56ᵉ ange du Shem ha-Mephorash
Poyel
TranslittérationPo-yel
Renommée, fortune obtenue avec modestie
La tradition
Poyel — translittéré Po-yel — est le cinquante-sixième nom du Shem ha-Mephorash, ce répertoire de soixante-douze anges tiré de la triple lecture d'Exode 14:19-21, où les trois versets de soixante-douze lettres chacun, entrelacés selon des règles de combinatoire hébraïque, livrent autant de noms divins. Le suffixe final -el, commun à une large part de cette nomenclature angélique, renvoie à Elohim, désignation divine plurielle dans la tradition hébraïque ; les lettres préfixes composant Po-yel portent quant à elles une résonance liée à la bouche, à la parole et au souffle — ce qui n'est pas sans portée symbolique pour un ange que la tradition associe à la renommée et à l'expression reconnue dans le monde.
Poyel appartient au chœur des Principautés, troisième ordre de la troisième triade dans la hiérarchie angélique telle que la décrit le Pseudo-Denys l'Aréopagite et que reprend la théologie médiévale chrétienne. Les Principautés — Principatus en latin — sont réputées veiller sur les communautés, les nations et les cités, orientant les groupes humains vers un sens du bien commun et une juste mesure dans l'exercice de l'autorité. Elles ne gouvernent pas des individus isolés mais des ensembles, des collectifs, des responsabilités partagées. Poyel, en tant que membre de ce chœur, se trouve ainsi naturellement lié aux formes d'influence qui dépassent la sphère privée pour toucher au rayonnement parmi les autres.
Sa sephira de rattachement est Netzah — septième sephira de l'Arbre de Vie dans la Kabbale, traduite par Victoire ou Éternité selon les écoles. Netzah exprime l'élan vital, la persistance du désir et la force qui anime les créations durables. Elle est associée à Vénus dans la correspondance planétaire traditionnelle, ce qui confère à ses déclinaisons angéliques une tonalité de don, de séduction et de générosité naturelle. Poyel en représente une facette particulière : celle de l'abondance qui s'acquiert sans s'imposer, de la grâce qui n'a pas besoin de fracas pour s'établir.

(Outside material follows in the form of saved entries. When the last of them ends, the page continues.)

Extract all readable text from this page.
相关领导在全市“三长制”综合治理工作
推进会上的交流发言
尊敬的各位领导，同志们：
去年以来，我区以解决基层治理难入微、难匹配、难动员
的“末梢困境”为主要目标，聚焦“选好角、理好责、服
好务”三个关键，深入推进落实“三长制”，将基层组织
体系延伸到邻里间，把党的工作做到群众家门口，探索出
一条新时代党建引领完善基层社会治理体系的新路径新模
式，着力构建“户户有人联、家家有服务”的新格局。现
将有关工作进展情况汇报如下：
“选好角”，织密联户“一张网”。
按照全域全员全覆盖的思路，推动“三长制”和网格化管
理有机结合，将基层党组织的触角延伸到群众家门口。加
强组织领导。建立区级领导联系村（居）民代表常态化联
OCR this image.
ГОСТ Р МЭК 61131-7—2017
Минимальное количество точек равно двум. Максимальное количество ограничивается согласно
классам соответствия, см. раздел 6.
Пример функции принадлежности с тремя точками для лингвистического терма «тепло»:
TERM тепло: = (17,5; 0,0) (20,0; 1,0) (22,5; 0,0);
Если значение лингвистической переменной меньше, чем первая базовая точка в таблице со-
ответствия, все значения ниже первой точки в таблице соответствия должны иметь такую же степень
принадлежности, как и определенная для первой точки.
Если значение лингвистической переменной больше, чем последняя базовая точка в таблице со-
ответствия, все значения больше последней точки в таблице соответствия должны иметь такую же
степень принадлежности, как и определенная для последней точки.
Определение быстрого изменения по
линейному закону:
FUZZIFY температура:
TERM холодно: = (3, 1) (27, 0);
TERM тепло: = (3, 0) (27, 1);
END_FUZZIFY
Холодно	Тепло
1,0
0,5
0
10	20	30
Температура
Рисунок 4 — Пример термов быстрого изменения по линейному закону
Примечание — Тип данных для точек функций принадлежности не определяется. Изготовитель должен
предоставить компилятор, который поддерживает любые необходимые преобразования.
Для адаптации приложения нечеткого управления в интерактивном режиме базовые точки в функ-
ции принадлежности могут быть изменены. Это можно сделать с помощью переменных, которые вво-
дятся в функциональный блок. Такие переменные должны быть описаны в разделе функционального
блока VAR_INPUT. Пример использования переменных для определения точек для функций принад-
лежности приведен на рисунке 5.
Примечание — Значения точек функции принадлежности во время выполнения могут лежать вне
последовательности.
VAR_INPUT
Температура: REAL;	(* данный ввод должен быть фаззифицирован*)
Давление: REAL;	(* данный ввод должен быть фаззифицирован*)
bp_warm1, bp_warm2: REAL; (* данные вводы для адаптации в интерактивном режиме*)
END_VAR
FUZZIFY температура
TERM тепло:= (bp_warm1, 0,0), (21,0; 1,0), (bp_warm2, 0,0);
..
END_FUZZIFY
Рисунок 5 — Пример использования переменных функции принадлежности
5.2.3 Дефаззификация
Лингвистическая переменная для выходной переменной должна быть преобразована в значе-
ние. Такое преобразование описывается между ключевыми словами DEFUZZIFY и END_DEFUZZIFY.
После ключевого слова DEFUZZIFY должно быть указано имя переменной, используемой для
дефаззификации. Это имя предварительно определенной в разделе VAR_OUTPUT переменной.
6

L'attribut tutélaire que Lenain lui prête dans La Science Cabalistique (1823) est d'une précision remarquable : renommée et fortune obtenues avec modestie. On ne trouve pas là le triomphe éclatant ni la conquête agressive, mais une forme de reconnaissance qui croît par le mérite tranquille et par la qualité de ce qui est accompli. La tradition kabbalistique lui attribue ainsi une association symbolique avec ceux qui, dans quelque domaine que ce soit, gagnent l'estime collective non par la démonstration de soi mais par la constance et la justesse de leur apport. Il est traditionnellement lié à l'idée que la véritable abondance — matérielle ou spirituelle — ne se force pas mais s'attire par une certaine rectitude intérieure.
Sa période de régence solaire couvre les journées autour du 20 au 24 décembre, moment où le Soleil achève son passage en Sagittaire et s'approche du solstice d'hiver. Dans la séquence des soixante-douze, Poyel occupe la cinquante-sixième position, marquant une étape avancée du cycle annuel, là où l'année solaire touche à son point de retournement. Ce moment, propice à la remise en ordre et à l'évaluation de ce qui a été semé, résonne symboliquement avec un ange que la tradition associe à la mesure juste et à la reconnaissance méritée.
Figure kabbalistique transmise par la tradition compilée au XIXe siècle par Lenain, Poyel représente dans ce corpus l'idée que la renommée durable et l'abondance vraie naissent d'une posture d'humilité — non par effacement, mais par cet accord intérieur entre l'être et ce qu'il offre au monde.